Loop handling improvement plans

DonatNagyE · August 16, 2024, 12:35pm

@NoQ Thanks for the feedback, I think I mostly understand your positions. However, I still think that the widening/invalidation approach is at least worth a try, because:

implementing a prototype for my plans is significantly easier than the work needed for a bug report set post-processing framework (even cleaning up trackExpressionValue is more work than my plan);
the results of Péter Szécsi’s loop widening feature are promising (even if that simple implementation is not sufficient by itself, it’s not terribly bad).

Based on this I’ll start to work on creating a prototype for my plans (by refining the code of Péter Szécsi) and try to get some experimental results as soon as possible.

I think we will be able to continue this discussion more productively once I’ll have some measurements (or perhaps, I find something that blocks my plans).

Yeah I think that’s a very good way to look at this. Our current loop unrolling is like function inlining, whereas a naive widening machine (“let’s drop all state that could have been touched, considering all variables accessed by the loop”) is very similar to conservative evaluation of a function (“let’s drop all state that could have been touched, considering all variables passed as parameters”), and a clever widening machine would be akin to collecting a “summary” of a function […]

There is one fundamental difference between inlining a function and executing some iterations of a loop: if we see a function call foo() we know that it is equivalent to one execution of its body – while a loop like while (condition()) { /*body*/ } may mean zero or one or several executions of the loop body.

We still believe that inlining typically yields better results, […]

If the iteration count can be determined (not necessarily before the loop – it’s enough if the condition is not ambiguous whenever we reach it), I obviously support unrolling the loop (= “inlining its body”). (With the obvious exception that we don’t want to unroll 1000 iterations.)

However, if the analyzer cannot determine the iteration count, then we don’t know what to “inline”, and we get false positives if we inline the wrong amount of iterations.

[…] simply because the state [that it doesn’t discard] is typically much better than nothing.

Discarding real knowledge is bad, but discarding (or preferably not even making) unfounded assumptions is often good.

Which of those is more popular, probably depends on the codebase.
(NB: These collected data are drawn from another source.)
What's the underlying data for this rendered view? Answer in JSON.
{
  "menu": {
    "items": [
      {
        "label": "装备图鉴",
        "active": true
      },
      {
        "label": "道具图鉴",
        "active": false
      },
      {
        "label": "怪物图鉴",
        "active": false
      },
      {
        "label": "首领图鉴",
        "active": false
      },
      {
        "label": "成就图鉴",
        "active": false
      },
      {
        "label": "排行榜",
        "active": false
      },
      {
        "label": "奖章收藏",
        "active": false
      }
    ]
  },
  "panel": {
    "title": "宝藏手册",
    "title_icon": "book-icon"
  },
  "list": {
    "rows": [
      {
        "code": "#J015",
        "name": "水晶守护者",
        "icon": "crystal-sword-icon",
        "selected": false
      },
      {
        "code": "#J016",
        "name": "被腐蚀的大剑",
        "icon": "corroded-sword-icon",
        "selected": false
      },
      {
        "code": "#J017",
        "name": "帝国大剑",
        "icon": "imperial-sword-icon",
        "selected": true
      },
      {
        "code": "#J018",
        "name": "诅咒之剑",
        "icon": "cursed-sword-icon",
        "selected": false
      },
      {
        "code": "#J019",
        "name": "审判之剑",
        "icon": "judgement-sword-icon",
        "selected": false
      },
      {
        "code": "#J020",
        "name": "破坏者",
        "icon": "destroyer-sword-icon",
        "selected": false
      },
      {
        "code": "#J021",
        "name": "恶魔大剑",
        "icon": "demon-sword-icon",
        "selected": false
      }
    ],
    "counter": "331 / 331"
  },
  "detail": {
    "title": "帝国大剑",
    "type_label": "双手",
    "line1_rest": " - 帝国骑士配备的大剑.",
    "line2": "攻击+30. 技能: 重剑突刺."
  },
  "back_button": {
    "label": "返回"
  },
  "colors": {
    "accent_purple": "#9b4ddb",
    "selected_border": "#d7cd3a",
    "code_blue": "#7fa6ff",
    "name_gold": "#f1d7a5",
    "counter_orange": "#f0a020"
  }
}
Eg., in codebases with “unity builds” such as sqlite, most functions will be inlined (or at least attempted). If you make all loops evaluated conservatively, it could be a big regression.

Fair point, but we could only regress to the level of other projects with a different build system (which is still usable).
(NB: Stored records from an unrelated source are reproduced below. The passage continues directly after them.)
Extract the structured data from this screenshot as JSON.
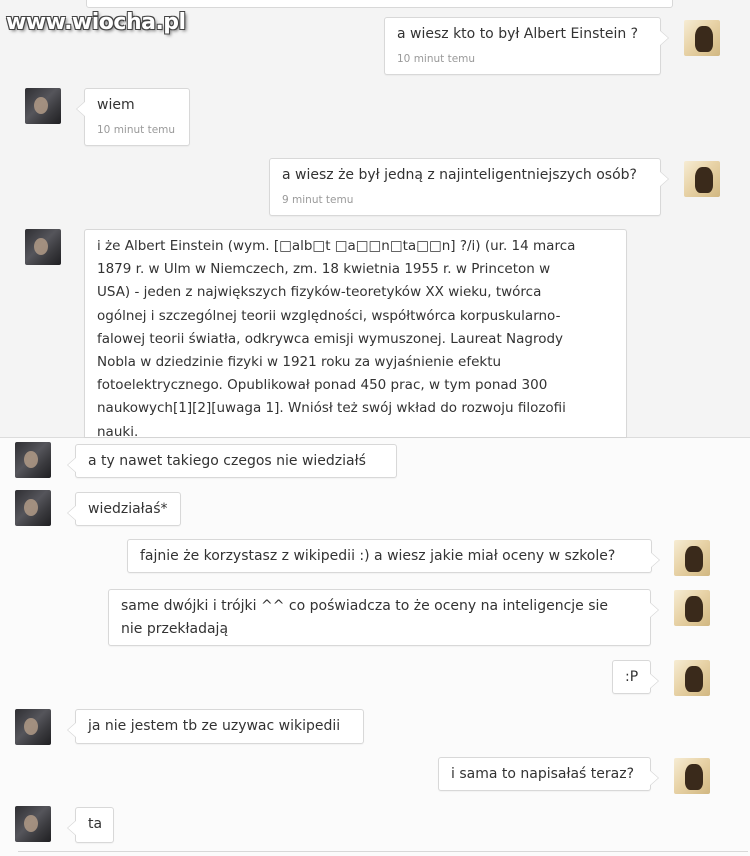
{
  "watermark": "www.wiocha.pl",
  "messages": [
    {
      "text": "a wiesz kto to był Albert Einstein ?",
      "time": "10 minut temu"
    },
    {
      "text": "wiem",
      "time": "10 minut temu"
    },
    {
      "text": "a wiesz że był jedną z najinteligentniejszych osób?",
      "time": "9 minut temu"
    },
    {
      "lines": [
        "i że Albert Einstein (wym. [□alb□t □a□□n□ta□□n] ?/i) (ur. 14 marca",
        "1879 r. w Ulm w Niemczech, zm. 18 kwietnia 1955 r. w Princeton w",
        "USA) - jeden z największych fizyków-teoretyków XX wieku, twórca",
        "ogólnej i szczególnej teorii względności, współtwórca korpuskularno-",
        "falowej teorii światła, odkrywca emisji wymuszonej. Laureat Nagrody",
        "Nobla w dziedzinie fizyki w 1921 roku za wyjaśnienie efektu",
        "fotoelektrycznego. Opublikował ponad 450 prac, w tym ponad 300",
        "naukowych[1][2][uwaga 1]. Wniósł też swój wkład do rozwoju filozofii",
        "nauki."
      ]
    },
    {
      "text": "a ty nawet takiego czegos nie wiedziałś"
    },
    {
      "text": "wiedziałaś*"
    },
    {
      "text": "fajnie że korzystasz z wikipedii :) a wiesz jakie miał oceny w szkole?"
    },
    {
      "lines": [
        "same dwójki i trójki ^^ co poświadcza to że oceny na inteligencje sie",
        "nie przekładają"
      ]
    },
    {
      "text": ":P"
    },
    {
      "text": "ja nie jestem tb ze uzywac wikipedii"
    },
    {
      "text": "i sama to napisałaś teraz?"
    },
    {
      "text": "ta"
    }
  ]
}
Also note that my experiments with Péter Szécsi’s loop widening (which is more rough than what I propose) only added +2-3% results and it is a feature with the explicit goal of increasing coverage, so we expect that it increases the number of results with findings from previously un-analyzed code.
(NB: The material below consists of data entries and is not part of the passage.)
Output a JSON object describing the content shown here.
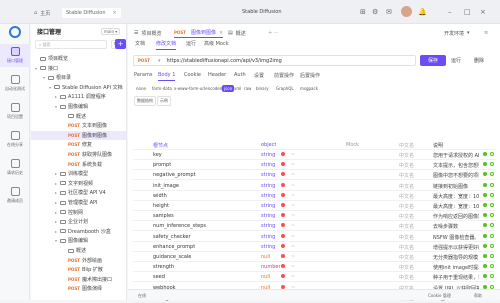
{
  "titlebar": {
    "home": "主页",
    "project_tab": "Stable Diffusion",
    "project_title": "Stable Diffusion",
    "env": "开发环境",
    "user_badge": "1"
  },
  "rail": {
    "items": [
      {
        "label": "接口管理"
      },
      {
        "label": "自动化测试"
      },
      {
        "label": "项目设置"
      },
      {
        "label": "在线分享"
      },
      {
        "label": "请求历史"
      },
      {
        "label": "邀请成员"
      }
    ]
  },
  "tree": {
    "title": "接口管理",
    "branch": "main",
    "search_placeholder": "搜索",
    "items": [
      {
        "label": "项目概览",
        "method": "",
        "indent": 0,
        "caret": "",
        "icon": "overview-icon"
      },
      {
        "label": "接口",
        "method": "",
        "indent": 0,
        "caret": "▾",
        "icon": "folder-icon"
      },
      {
        "label": "根目录",
        "method": "",
        "indent": 8,
        "caret": "▾",
        "icon": "folder-icon"
      },
      {
        "label": "Stable Diffusion API 文档",
        "method": "",
        "indent": 14,
        "caret": "▾",
        "icon": "folder-icon"
      },
      {
        "label": "A1111 调度程序",
        "method": "",
        "indent": 20,
        "caret": "▸",
        "icon": "folder-icon"
      },
      {
        "label": "图像编辑",
        "method": "",
        "indent": 20,
        "caret": "▾",
        "icon": "folder-icon"
      },
      {
        "label": "概述",
        "method": "",
        "indent": 28,
        "caret": "",
        "icon": "doc-icon"
      },
      {
        "label": "文本到图像",
        "method": "POST",
        "indent": 28,
        "caret": "",
        "icon": ""
      },
      {
        "label": "图像到图像",
        "method": "POST",
        "indent": 28,
        "caret": "",
        "icon": "",
        "selected": true
      },
      {
        "label": "修复",
        "method": "POST",
        "indent": 28,
        "caret": "",
        "icon": ""
      },
      {
        "label": "获取排队图像",
        "method": "POST",
        "indent": 28,
        "caret": "",
        "icon": ""
      },
      {
        "label": "系统负载",
        "method": "POST",
        "indent": 28,
        "caret": "",
        "icon": ""
      },
      {
        "label": "训练模型",
        "method": "",
        "indent": 20,
        "caret": "▸",
        "icon": "folder-icon"
      },
      {
        "label": "文字到视频",
        "method": "",
        "indent": 20,
        "caret": "▸",
        "icon": "folder-icon"
      },
      {
        "label": "社区模型 API V4",
        "method": "",
        "indent": 20,
        "caret": "▸",
        "icon": "folder-icon"
      },
      {
        "label": "管理模型 API",
        "method": "",
        "indent": 20,
        "caret": "▸",
        "icon": "folder-icon"
      },
      {
        "label": "控制网",
        "method": "",
        "indent": 20,
        "caret": "▸",
        "icon": "folder-icon"
      },
      {
        "label": "企业计划",
        "method": "",
        "indent": 20,
        "caret": "▸",
        "icon": "folder-icon"
      },
      {
        "label": "Dreambooth 沙盒",
        "method": "",
        "indent": 20,
        "caret": "▸",
        "icon": "folder-icon"
      },
      {
        "label": "图像编辑",
        "method": "",
        "indent": 20,
        "caret": "▾",
        "icon": "folder-icon"
      },
      {
        "label": "概述",
        "method": "",
        "indent": 28,
        "caret": "",
        "icon": "doc-icon"
      },
      {
        "label": "外部绘画",
        "method": "POST",
        "indent": 28,
        "caret": "",
        "icon": ""
      },
      {
        "label": "Blip 扩散",
        "method": "POST",
        "indent": 28,
        "caret": "",
        "icon": ""
      },
      {
        "label": "魔术擦出接口",
        "method": "POST",
        "indent": 28,
        "caret": "",
        "icon": ""
      },
      {
        "label": "图像演绎",
        "method": "POST",
        "indent": 28,
        "caret": "",
        "icon": ""
      }
    ]
  },
  "main": {
    "tabs": [
      {
        "label": "项目概览",
        "method": ""
      },
      {
        "label": "图像到图像",
        "method": "POST"
      },
      {
        "label": "概述",
        "method": ""
      }
    ],
    "subtabs": [
      "文档",
      "修改文档",
      "运行",
      "高级 Mock"
    ],
    "method": "POST",
    "url": "https://stablediffusionapi.com/api/v3/img2img",
    "save_label": "保存",
    "run_label": "运行",
    "delete_label": "删除",
    "param_tabs": [
      "Params",
      "Body",
      "Cookie",
      "Header",
      "Auth",
      "设置",
      "前置操作",
      "后置操作"
    ],
    "body_count": "1",
    "content_types": [
      "none",
      "form-data",
      "x-www-form-urlencoded",
      "json",
      "xml",
      "raw",
      "binary",
      "GraphQL",
      "msgpack"
    ],
    "chips": [
      "数据结构",
      "示例"
    ],
    "root_label": "根节点",
    "root_type": "object",
    "root_mock": "Mock",
    "root_req": "中文名",
    "root_desc": "说明",
    "fields": [
      {
        "name": "key",
        "type": "string",
        "mock": "",
        "req": "中文名",
        "desc": "您用于请求授权的 API k"
      },
      {
        "name": "prompt",
        "type": "string",
        "mock": "",
        "req": "中文名",
        "desc": "文本提示，包含您想要在"
      },
      {
        "name": "negative_prompt",
        "type": "string",
        "mock": "",
        "req": "中文名",
        "desc": "图像中您不想要的项目"
      },
      {
        "name": "init_image",
        "type": "string",
        "mock": "",
        "req": "中文名",
        "desc": "链接到初始图像"
      },
      {
        "name": "width",
        "type": "string",
        "mock": "",
        "req": "中文名",
        "desc": "最大高度：宽度：1024"
      },
      {
        "name": "height",
        "type": "string",
        "mock": "",
        "req": "中文名",
        "desc": "最大高度：宽度：1024"
      },
      {
        "name": "samples",
        "type": "string",
        "mock": "",
        "req": "中文名",
        "desc": "作为响应返回的图像数量"
      },
      {
        "name": "num_inference_steps",
        "type": "string",
        "mock": "",
        "req": "中文名",
        "desc": "去噪步骤数"
      },
      {
        "name": "safety_checker",
        "type": "string",
        "mock": "",
        "req": "中文名",
        "desc": "NSFW 图像检查器。如果"
      },
      {
        "name": "enhance_prompt",
        "type": "string",
        "mock": "",
        "req": "中文名",
        "desc": "增强提示以获得更好的结果"
      },
      {
        "name": "guidance_scale",
        "type": "null",
        "mock": "",
        "req": "中文名",
        "desc": "无分类器指导的规模"
      },
      {
        "name": "strength",
        "type": "number",
        "mock": "",
        "req": "中文名",
        "desc": "使用init image时提示强"
      },
      {
        "name": "seed",
        "type": "null",
        "mock": "",
        "req": "中文名",
        "desc": "种子用于重现结果，相同"
      },
      {
        "name": "webhook",
        "type": "null",
        "mock": "",
        "req": "中文名",
        "desc": "设置 URL 以获取回答"
      },
      {
        "name": "track_id",
        "type": "null",
        "mock": "",
        "req": "中文名",
        "desc": "ID 在 Webhook API 调"
      }
    ],
    "mock_hint": "~"
  },
  "status": {
    "left": "在线",
    "center": "Cookie 管理",
    "right": "帮助"
  },
  "colors": {
    "accent": "#6b4cf6",
    "post": "#e8702a",
    "required_dot": "#ff4d4f",
    "ok_dot": "#52c41a"
  }
}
Based on this I think it’s safe to say that we won’t get a big regression.

Another thing that makes the loop situation a bit unusual is the user’s “expectation” that the code is evaluated literally because the code is “right there”.

That’s a good observation, I’ll pay attention to it!

However note that even according to my plans we do evaluate a few iterations (to catch errors within the loop) and we do unroll and evaluate the loop if we can resolve the loop condition.

The loop widening is only applied when the loop condition is opaque, and in that case the user usually won’t expect a certain concrete iteration count – and they may be confused/annoyed if the analyzer assumes a certain concrete iteration count without a reason to do so.

So I’m somewhat worried that every time we fail to account for an effect of the loop (or lack of such effect) we’d be rightfully called out and the false positive will be less “defensible” - depending on how obvious was the invariant we’ve missed.

The invalidation that I’m planning will be conservative enough to invalidate everything that is obviously visible for the user.

More precisely (let’s call this Problem B), I think it is usually impossible for the analyzer to distinguish

(1) “the programmer assumed that all four paths through the two if statements are valid, but made a bug that breaks one of them” and
(2) “the programmer knew that only three of the four paths can occur and created an implementation that doesn’t handle the impossible variant”

because it’s common that the difference between these two is only present in the mind of the programmer (or it’s encoded in opaque functions that we can’t investigate).

I think Problem B applies equally to loops.

I had highlighted Problem B as a point against general thoughts like “it [postprocessing the set of results] is actually capable of reaching zero false positives (because all insufficiently reliable warnings are refuted)”.

We can and should take the conservative (a.k.a. “justified” a.k.a. “cowardly”) approach in some specific situations to limit the amount of false positives (it’s worth to lose some TPs to get rid of a comparable amount of FPs).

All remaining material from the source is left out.